RPP keeps rates steady in January
2010-01-28
The Monetary Policy Council (RPP) left interest rates unchanged at its January session, the National Bank of Poland (NBP) announced. The decision was in line with market expectations.
In its commentary on the session, the Council noted that latest data provided further evidence of reviving economic activity in the United States and (to a less extent) in the eurozone, as well as accelerating economic growth in the major emerging markets (especially China). However, the job situation in developed countries remained difficult and access to credit tight, it said. Meanwhile, domestic economic figures likewise signal an improvement in economic activity in Poland, and although the unemployment rate is creeping up, the relative stabilisation of employment in the enterprise sector seems to suggest that the negative trends on the labour market are bottoming out, the Council reckons. But lending to business continues to contract while lending to consumers remained subdued.
In December the consumer price index accelerated to 3.5% y-o-y, i.e. the top end of the central bank’s target range (2.5% y-o-y +/- 1 p.p.), due mainly to a lower reference base. However, in the months ahead inflation will slow, pulled down by a high reference base, weak demand, and the effects of earlier appreciation of the zloty and moderate rate of increase in labour costs.
All things considered, the Council reckons that the likelihood of inflation being above or below the central bank’s inflationary target in the medium term is comparable. At the same time, RPP believes that a combination of the anticipated global economic recovery and positive effects of earlier interest-rate cuts should help the economy return to its potential growth path. A major source of uncertainty are the effects of (the unwinding of) the stimulus measures implemented by foreign governments to protect economic growth.

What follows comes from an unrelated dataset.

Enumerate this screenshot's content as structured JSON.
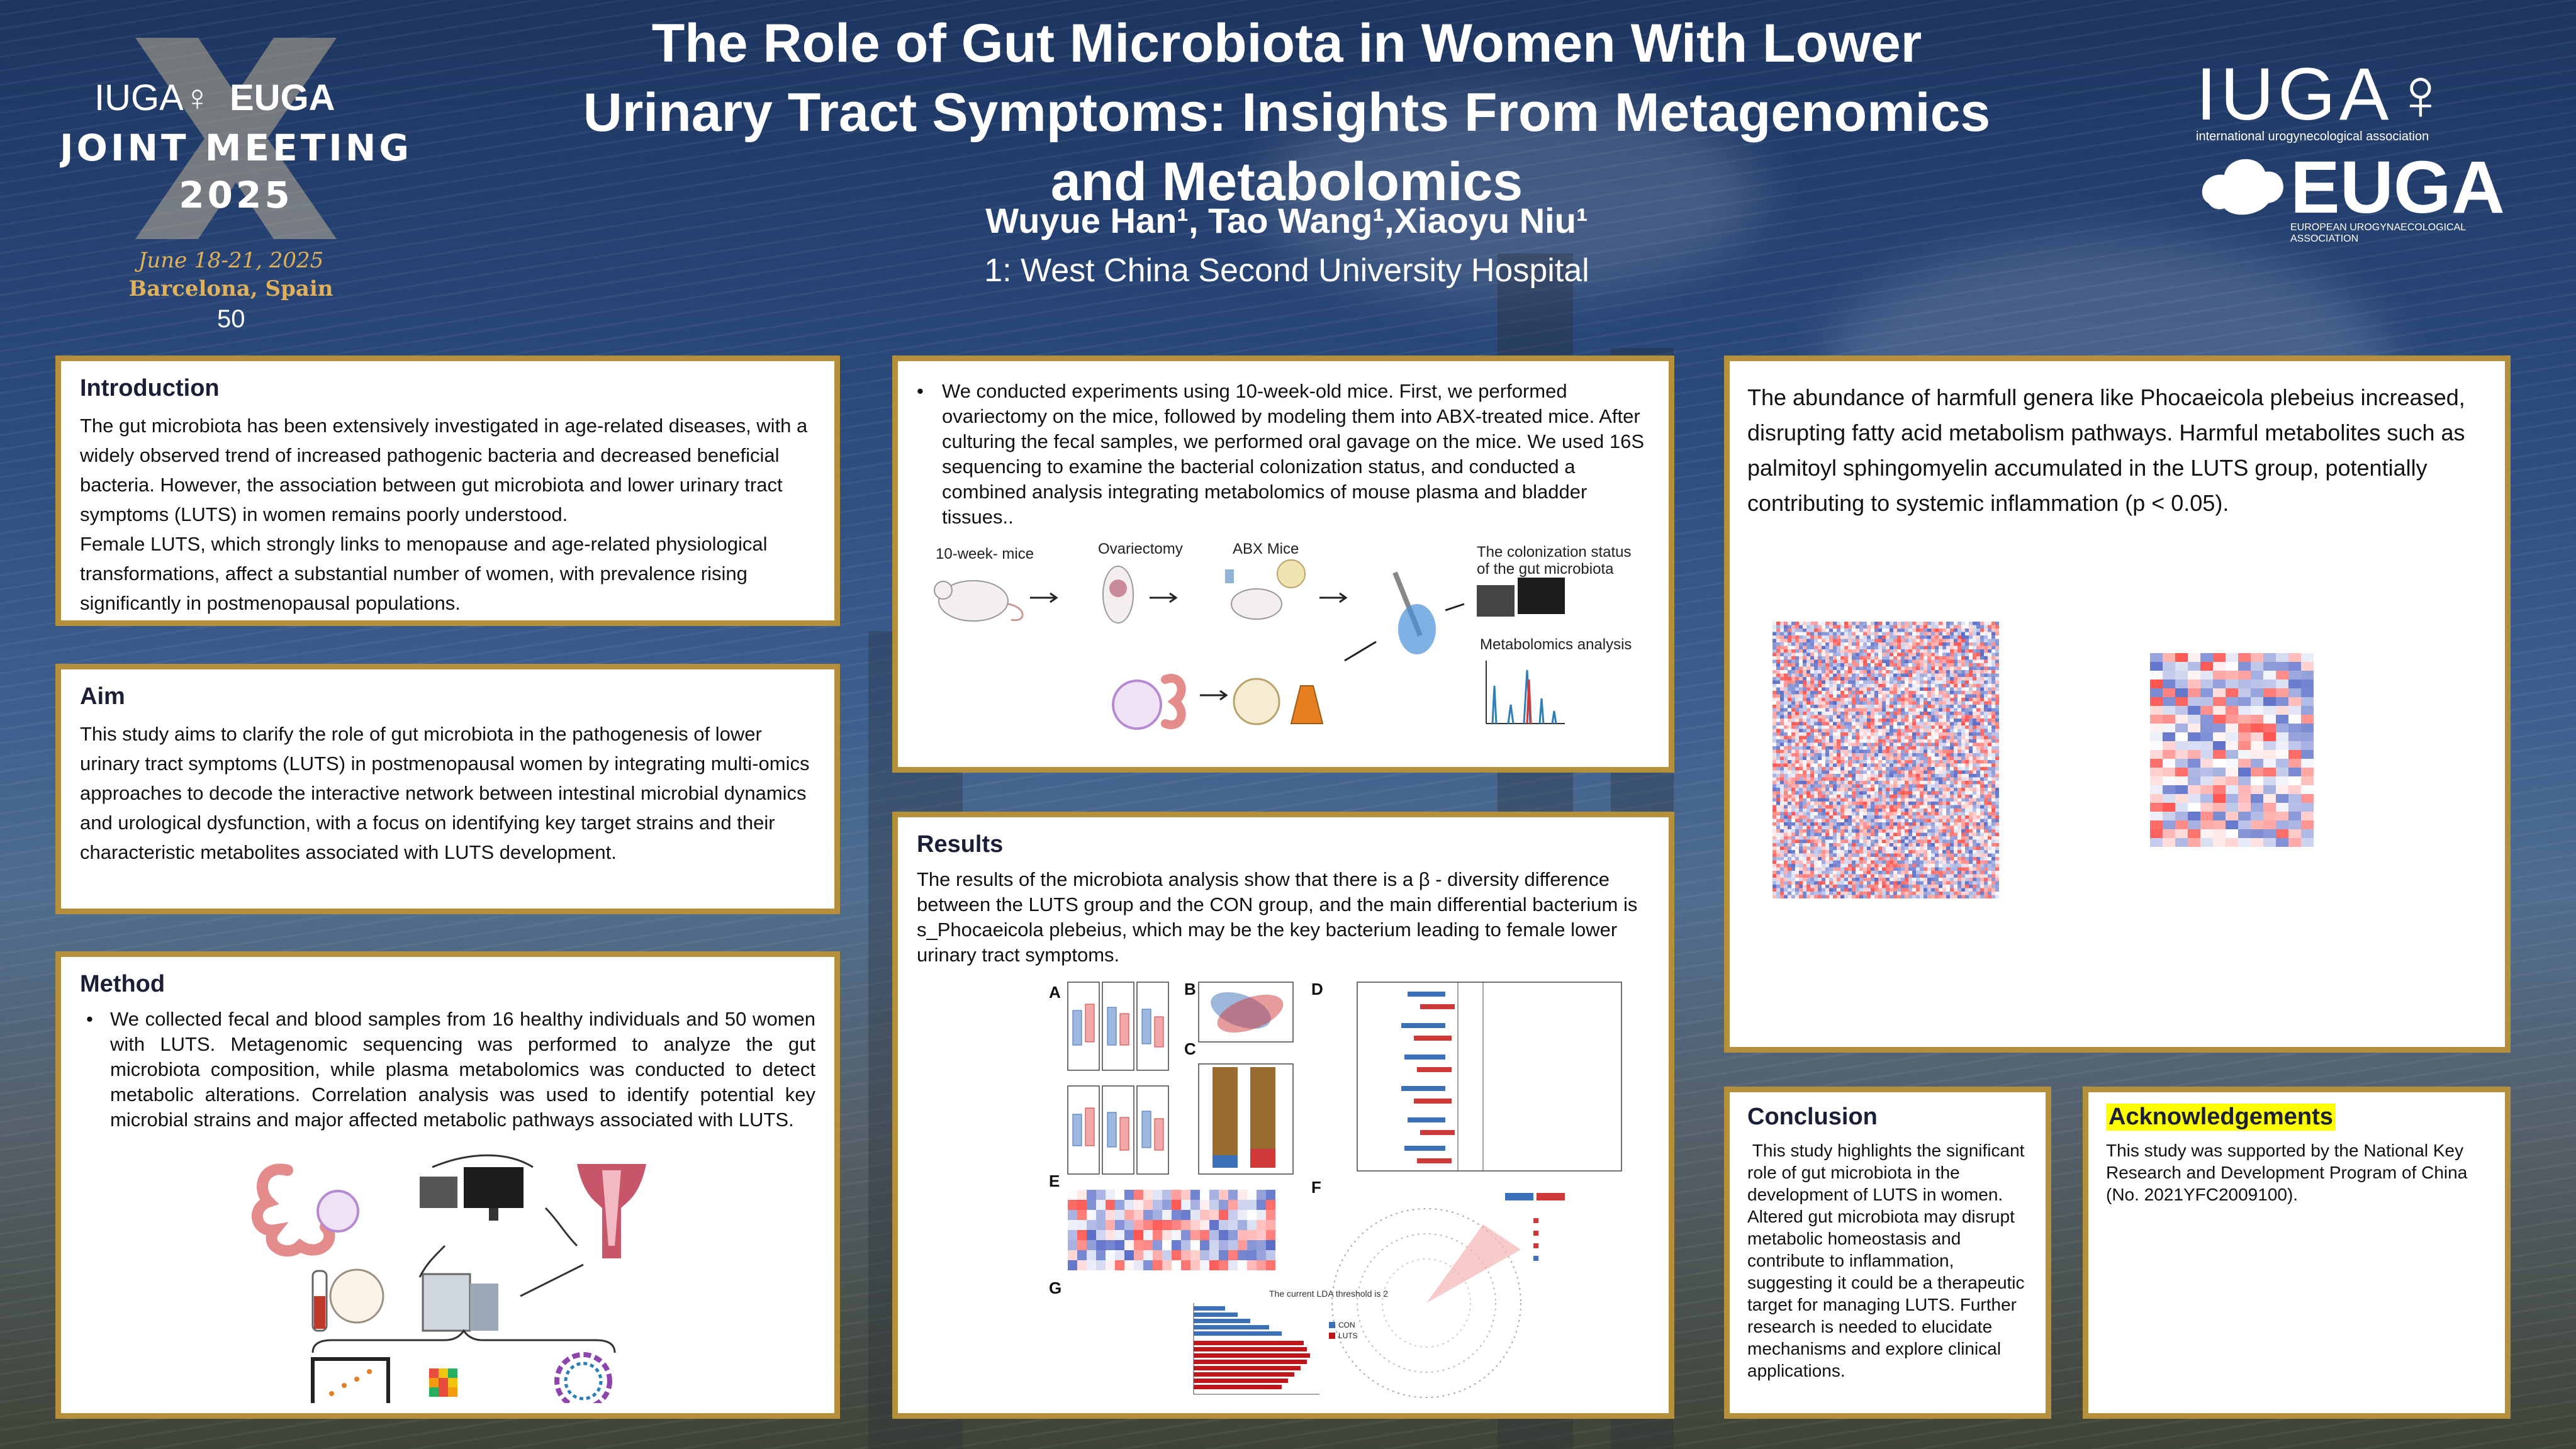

Between November 2008 and June 2009 the Council slashed interest rates by a total of 250 basis points. As a result, the main reference rate currently stands at 3.5%, an all-time low.
In our view, one should not expect a change in interest rates in the months ahead. Among factors working against a tightening of monetary policy will be: a falling inflation rate, a modest pace of economic recovery, and the replacement of RPP members at the beginning of the year. A tightening cycle could start only in the second half of the year, when the positive trends in the economy become more entrenched and inflationary pressures reemerge. We forecast that at the end of 2010 the main reference rate will stand at 3.75%.